Das Leben ist schön, wenn Beifall durchs Stadion braust wie ein Orkan. Der 11. Juli 2010 ist so ein Tag, die Welt in Ordnung und Joseph S. Blatter auf der Ehrentribüne ganz in seinem Element. Händeschütteln, Umarmungen, golden blinken die Medaillen im Schein der Flutlichter und Kameras. Der Präsident des Fußballweltverbandes Fifa, umdrängt von seinen Vorständen, nimmt das Defilee der spanischen Weltmeister-Kicker ab. »Und jetzt!«, ruft der Stadionsprecher. »Die Übergabe der Trophäe!« Lichtblitze zucken durch die Arena von Johannesburg, die Vuvuzelas dröhnen lauter denn je. Und Joseph S. Blatter schreitet die Stadionstufen hinab. Ein bodenlanger Seidenschal gießt priesterliches Weiß über den nachtblauen Anzug, im linken Arm ruht der goldene Pokal. Könnte das nicht ewig so weitergehen, eine Stadionrunde und noch eine? – Aber da steht Iker Casillas, der Kapitän der spanischen Mannschaft. Feierlich übergibt Joseph S. Blatter die Trophäe an die neuen Fußballweltmeister.

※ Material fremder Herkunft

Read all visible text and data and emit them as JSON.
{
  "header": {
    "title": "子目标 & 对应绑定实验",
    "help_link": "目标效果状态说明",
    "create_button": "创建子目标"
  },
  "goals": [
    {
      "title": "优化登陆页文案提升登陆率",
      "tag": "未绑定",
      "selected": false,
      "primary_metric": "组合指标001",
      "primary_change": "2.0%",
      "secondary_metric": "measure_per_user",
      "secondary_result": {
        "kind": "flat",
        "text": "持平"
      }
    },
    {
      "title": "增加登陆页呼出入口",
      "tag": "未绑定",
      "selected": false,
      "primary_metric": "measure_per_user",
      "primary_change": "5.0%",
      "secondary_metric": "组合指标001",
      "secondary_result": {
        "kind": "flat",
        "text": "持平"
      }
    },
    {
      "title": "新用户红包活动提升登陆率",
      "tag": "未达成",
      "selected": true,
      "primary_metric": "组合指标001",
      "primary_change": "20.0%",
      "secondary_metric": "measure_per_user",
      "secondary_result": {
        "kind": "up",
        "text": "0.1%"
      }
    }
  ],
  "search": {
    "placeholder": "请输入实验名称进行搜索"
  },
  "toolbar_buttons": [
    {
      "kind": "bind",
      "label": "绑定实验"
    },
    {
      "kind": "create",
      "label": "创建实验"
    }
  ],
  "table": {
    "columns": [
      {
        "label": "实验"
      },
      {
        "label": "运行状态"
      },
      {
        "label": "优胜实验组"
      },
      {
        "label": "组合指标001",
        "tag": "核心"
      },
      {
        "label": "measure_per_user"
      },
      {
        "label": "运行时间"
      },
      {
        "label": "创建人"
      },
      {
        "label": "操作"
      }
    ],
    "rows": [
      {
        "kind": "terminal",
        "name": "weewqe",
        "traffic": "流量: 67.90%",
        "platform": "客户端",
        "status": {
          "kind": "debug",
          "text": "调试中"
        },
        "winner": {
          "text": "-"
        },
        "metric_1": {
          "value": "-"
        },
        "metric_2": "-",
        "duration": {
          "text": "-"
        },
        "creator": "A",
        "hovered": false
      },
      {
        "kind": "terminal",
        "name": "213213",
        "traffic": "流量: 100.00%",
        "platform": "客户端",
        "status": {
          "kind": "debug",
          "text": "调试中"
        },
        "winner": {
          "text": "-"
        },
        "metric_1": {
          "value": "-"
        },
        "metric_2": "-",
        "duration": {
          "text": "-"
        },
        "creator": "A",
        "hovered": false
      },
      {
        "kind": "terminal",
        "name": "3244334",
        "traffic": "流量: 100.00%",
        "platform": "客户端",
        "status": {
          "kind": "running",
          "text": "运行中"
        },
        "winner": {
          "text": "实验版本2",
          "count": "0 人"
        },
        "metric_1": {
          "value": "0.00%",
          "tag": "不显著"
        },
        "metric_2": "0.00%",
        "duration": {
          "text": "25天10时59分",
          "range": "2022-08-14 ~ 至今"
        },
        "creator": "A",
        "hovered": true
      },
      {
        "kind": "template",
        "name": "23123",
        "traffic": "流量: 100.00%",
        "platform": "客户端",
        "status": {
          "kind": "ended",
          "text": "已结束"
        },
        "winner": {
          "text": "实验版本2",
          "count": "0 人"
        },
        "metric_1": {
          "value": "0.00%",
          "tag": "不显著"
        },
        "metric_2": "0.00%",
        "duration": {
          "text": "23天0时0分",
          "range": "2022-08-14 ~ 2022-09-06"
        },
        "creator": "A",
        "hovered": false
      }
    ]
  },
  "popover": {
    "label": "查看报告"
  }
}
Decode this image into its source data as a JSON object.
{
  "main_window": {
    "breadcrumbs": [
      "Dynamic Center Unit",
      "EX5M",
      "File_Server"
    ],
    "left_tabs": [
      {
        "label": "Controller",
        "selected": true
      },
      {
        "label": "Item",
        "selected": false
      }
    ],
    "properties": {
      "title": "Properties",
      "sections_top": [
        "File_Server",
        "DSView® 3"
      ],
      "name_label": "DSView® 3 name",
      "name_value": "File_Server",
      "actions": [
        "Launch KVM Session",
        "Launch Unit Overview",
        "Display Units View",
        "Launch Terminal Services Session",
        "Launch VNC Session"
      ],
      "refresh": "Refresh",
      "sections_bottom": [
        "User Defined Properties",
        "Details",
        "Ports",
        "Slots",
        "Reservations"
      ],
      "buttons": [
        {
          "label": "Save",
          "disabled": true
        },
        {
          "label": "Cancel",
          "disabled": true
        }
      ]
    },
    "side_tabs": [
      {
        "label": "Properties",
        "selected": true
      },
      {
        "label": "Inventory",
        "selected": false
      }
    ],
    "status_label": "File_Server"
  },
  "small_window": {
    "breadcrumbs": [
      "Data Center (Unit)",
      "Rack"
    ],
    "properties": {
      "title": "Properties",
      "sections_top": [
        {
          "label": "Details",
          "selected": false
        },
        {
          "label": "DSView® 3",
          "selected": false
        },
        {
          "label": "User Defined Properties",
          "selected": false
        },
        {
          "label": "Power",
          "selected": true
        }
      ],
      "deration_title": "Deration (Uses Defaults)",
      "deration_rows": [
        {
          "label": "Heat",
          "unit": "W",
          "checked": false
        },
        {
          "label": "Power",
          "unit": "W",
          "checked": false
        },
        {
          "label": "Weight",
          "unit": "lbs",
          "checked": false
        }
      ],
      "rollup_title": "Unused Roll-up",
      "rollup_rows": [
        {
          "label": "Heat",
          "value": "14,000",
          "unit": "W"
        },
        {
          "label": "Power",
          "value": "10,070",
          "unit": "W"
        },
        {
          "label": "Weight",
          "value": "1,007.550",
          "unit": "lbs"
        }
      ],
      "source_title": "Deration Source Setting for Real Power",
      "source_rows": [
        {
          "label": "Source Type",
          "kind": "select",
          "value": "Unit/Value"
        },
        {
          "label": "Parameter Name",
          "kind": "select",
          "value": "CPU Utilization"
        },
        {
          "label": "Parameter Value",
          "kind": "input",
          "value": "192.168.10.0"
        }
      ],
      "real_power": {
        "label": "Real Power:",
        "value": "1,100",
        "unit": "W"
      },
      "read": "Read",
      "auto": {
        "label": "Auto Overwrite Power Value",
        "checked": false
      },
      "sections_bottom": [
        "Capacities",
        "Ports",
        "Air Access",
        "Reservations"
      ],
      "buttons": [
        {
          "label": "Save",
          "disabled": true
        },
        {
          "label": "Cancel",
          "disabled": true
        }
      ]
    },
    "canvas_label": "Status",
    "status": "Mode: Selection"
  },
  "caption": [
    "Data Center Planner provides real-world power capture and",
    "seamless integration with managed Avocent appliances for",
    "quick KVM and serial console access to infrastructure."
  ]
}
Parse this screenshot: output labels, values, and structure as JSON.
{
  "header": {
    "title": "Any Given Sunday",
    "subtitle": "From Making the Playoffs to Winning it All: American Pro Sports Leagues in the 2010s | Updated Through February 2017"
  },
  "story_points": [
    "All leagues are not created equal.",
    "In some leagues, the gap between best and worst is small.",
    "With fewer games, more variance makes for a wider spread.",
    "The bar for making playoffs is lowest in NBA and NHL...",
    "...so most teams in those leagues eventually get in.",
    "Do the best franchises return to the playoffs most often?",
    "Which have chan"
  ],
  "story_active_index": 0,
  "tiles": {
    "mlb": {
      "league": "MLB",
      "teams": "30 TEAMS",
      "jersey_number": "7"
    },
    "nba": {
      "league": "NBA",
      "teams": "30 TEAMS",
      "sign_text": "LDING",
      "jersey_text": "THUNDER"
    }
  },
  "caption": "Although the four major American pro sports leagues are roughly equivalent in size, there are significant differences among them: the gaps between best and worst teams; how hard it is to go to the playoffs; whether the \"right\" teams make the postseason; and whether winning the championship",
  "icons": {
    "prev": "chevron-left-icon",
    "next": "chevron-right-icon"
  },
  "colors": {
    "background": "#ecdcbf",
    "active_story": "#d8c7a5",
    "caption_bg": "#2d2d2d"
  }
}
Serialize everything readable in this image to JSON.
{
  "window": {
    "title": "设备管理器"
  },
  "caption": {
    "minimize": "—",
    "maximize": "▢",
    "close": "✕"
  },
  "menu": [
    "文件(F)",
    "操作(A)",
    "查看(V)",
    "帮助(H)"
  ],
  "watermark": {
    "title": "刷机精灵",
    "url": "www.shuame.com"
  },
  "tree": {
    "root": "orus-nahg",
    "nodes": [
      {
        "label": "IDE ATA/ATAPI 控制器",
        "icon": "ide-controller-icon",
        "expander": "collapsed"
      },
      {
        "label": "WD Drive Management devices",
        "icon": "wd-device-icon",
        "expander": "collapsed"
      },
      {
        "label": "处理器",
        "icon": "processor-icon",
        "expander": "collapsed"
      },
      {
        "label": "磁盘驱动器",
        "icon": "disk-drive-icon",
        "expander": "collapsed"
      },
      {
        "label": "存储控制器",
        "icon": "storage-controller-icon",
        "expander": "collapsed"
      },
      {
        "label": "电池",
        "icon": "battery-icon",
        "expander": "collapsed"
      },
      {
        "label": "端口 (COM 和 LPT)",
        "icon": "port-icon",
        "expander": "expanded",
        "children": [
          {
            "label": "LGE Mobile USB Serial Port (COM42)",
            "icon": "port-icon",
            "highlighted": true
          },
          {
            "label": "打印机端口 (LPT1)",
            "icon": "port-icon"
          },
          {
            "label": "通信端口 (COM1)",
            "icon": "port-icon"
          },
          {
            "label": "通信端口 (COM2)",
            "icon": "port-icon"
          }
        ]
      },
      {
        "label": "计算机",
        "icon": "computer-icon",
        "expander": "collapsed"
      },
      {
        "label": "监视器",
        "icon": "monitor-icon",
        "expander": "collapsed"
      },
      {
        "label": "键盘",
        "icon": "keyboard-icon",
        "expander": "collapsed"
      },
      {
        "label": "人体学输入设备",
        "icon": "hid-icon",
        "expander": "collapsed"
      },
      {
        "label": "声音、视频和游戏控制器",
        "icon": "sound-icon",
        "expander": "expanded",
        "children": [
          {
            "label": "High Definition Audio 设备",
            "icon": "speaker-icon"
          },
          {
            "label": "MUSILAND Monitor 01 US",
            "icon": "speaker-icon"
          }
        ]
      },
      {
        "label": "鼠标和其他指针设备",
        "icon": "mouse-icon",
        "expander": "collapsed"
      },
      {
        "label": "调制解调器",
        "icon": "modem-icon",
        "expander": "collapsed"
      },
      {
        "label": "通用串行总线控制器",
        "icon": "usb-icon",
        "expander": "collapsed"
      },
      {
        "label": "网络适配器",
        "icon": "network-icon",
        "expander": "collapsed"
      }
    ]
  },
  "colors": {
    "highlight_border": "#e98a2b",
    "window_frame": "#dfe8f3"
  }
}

Dies ist das Gipfelglück. Nicht nur für jeden Fußballprofi. Auch für den Funktionär in jener einzigartigen Sportart, die es schafft, die Alltagsroutine auf dem Planeten außer Kraft zu setzen. Ein Milliardenpublikum blickt dann auf ihn, die ganze Welt schaut zu, vibriert, alles ekstatisch. Kein Staatschef kennt eine derartige Selbstinszenierung, keinem Filmhelden oder Musikstar wird so etwas zuteil. Dies ist der Moment, der ewig währen soll.

Es sei denn, man hat dabei den Part des Bösewichts inne.

Sepp Blatter kennt auch diese Rolle. Von der Fußballweltmeisterschaft 2002 in Asien, von der WM 2006 in Deutschland. Die Rolle als Bösewicht ist zutiefst verletzend, zudem bringt sie das schlimmste Gefühl für einen wie ihn mit sich: Ohnmacht. Wenn die Fans buhen und pfeifen und Transparente mit Schmähungen ausrollen, wenn La-Ola-Wellen des Protestes durch das Stadion laufen, sobald Blatters Gesicht auf der Leinwand auftaucht, wann immer der Fifa-Chef zu reden anhebt – das sind Augenblicke, die keiner erleben will. Für Blatter ist es der Augenblick der Wahrheit.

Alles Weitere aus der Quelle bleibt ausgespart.